I'm studying lists currently (trying to recreate them) and I came across a weird problem. Here's my struct:

struct listNode{
    listNode(int n, listNode* ne = NULL){
        value = n;
        next = ne;
    }
    int value;
    listNode* next;
};
listNode* head = NULL;

Now I made a function to add an element to the bottom:

void add(int n){
    if(head == NULL){
        head = new listNode(n);
        return;
    }
    listNode* n1 = head;
    while(n1 != NULL){ //Should be: while(n1->next != NULL){
        n1 = n1->next;
    }
    n1 = new listNode(n); //Should be: n1->next = new listNode(n);
}

But this isn't adding any element past the head. Now, I already figured out the solution (see comments above) my problem is that I do not understand why my first function didn't work.
I'll explain what I understood with a scheme:

The Beginning
HEAD = NULL;

I add 1
HEAD = [1, NULL];

I add 2
The while loop arrives at the last element (where "next" is NULL) and creates in it the new element
HEAD = [1, new listNode(2)];
Result
HEAD = [1, POINTER] [2, NULL];

Now, why n1 after the while loop isn't what I wan't it to be?

Answer 1

You can think of it this way: no matter what you used to do within the while loop, the condition of the while loop was such that the loop would only terminate once n1 became null . So, the value of n1 was guaranteed to be null after the loop.

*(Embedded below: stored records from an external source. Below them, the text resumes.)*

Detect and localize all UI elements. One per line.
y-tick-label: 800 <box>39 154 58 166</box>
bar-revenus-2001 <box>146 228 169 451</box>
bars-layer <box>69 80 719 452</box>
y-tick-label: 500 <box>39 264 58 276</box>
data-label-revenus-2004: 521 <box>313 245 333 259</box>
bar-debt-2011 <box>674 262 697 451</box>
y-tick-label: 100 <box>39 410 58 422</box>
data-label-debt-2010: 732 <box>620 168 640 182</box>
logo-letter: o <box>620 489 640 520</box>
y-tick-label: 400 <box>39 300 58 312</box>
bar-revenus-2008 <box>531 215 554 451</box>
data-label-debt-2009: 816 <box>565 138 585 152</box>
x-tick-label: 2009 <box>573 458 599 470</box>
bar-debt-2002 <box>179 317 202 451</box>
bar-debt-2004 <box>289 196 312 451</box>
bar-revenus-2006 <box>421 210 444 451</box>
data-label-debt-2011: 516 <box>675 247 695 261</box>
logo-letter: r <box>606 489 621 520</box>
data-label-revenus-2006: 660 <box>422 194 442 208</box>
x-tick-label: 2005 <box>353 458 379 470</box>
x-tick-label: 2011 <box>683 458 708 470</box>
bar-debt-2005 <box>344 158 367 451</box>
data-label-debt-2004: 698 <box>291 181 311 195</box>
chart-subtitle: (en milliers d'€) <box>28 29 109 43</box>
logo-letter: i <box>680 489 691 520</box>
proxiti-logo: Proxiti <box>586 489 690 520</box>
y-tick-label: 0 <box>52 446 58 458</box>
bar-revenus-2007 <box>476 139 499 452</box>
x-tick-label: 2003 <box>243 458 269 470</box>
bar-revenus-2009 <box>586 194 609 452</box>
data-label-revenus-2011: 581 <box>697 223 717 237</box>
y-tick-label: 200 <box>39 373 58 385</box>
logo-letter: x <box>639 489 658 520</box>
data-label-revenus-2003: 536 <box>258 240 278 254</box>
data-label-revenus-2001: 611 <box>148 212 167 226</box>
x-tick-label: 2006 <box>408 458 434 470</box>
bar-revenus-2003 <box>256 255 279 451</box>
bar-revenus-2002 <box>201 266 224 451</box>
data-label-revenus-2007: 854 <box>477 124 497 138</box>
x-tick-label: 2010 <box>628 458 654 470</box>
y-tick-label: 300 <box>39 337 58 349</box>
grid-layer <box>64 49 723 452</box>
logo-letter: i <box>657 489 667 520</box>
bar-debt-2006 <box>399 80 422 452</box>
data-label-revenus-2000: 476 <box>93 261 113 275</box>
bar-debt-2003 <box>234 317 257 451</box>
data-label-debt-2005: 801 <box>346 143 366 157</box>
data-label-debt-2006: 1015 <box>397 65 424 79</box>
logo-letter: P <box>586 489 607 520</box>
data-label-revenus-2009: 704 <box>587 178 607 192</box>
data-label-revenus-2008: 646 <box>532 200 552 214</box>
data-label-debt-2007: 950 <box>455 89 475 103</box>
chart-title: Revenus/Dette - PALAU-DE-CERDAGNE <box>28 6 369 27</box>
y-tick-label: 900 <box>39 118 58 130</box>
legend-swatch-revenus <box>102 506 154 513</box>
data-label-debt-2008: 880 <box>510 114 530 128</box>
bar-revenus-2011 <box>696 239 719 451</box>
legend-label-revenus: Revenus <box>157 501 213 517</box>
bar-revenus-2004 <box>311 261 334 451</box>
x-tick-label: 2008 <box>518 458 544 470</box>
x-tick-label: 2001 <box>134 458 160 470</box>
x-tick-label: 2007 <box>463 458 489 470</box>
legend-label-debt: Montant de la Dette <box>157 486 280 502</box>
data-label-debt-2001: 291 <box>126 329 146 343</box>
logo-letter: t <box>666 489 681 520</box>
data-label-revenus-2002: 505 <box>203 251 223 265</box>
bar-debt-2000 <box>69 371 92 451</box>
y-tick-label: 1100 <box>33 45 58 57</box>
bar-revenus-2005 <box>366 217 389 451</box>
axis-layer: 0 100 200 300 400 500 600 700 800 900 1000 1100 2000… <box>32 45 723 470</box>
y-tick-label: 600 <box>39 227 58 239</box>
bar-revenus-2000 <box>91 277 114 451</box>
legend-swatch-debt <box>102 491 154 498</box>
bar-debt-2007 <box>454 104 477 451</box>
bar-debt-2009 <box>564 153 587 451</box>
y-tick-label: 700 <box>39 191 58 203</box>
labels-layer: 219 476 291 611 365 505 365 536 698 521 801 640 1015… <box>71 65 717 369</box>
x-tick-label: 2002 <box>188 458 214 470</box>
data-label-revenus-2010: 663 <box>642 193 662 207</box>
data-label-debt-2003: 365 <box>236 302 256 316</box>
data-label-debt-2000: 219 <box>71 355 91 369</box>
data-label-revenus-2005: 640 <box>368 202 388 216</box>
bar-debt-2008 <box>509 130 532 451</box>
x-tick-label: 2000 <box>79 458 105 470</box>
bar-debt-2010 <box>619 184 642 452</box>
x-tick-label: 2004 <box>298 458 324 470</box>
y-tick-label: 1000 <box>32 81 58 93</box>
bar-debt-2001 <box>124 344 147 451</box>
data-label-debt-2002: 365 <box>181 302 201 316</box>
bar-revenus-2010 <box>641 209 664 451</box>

However, the value of n1 after the while loop was irrelevant, because you were not using it after the while loop.

On the other hand, your last instruction was n1 = new listNode(n); so you were creating a new listNode, and assigning it to n1 , which you were then forever forgetting by leaving the function. (So, the new node was being leaked.)

Answer 2

Is is simple,

while(n1 != NULL){
    n1 = n1->next;
}

// n1 here is null
// head here is [1, NULL]

n1 = new listNode(n);

// n1 here is something
// head here is [1, NULL]

so unless you set the previous element's next pointer of the head to your new element, it won't work

Answer 3

The function does not work becuase n1 is a local variable of the function. Any changes of the variable do not influence on other nodes of the list.

You should change the original nodes of the list. The function can be written the following way

void add( int value )
{
    listNode **node = &head;

    while ( *node ) node = &( *node )->next;

    *node = new listNode( value );
}

In this case because variable node points to the actual fields of the list it indeed changes them.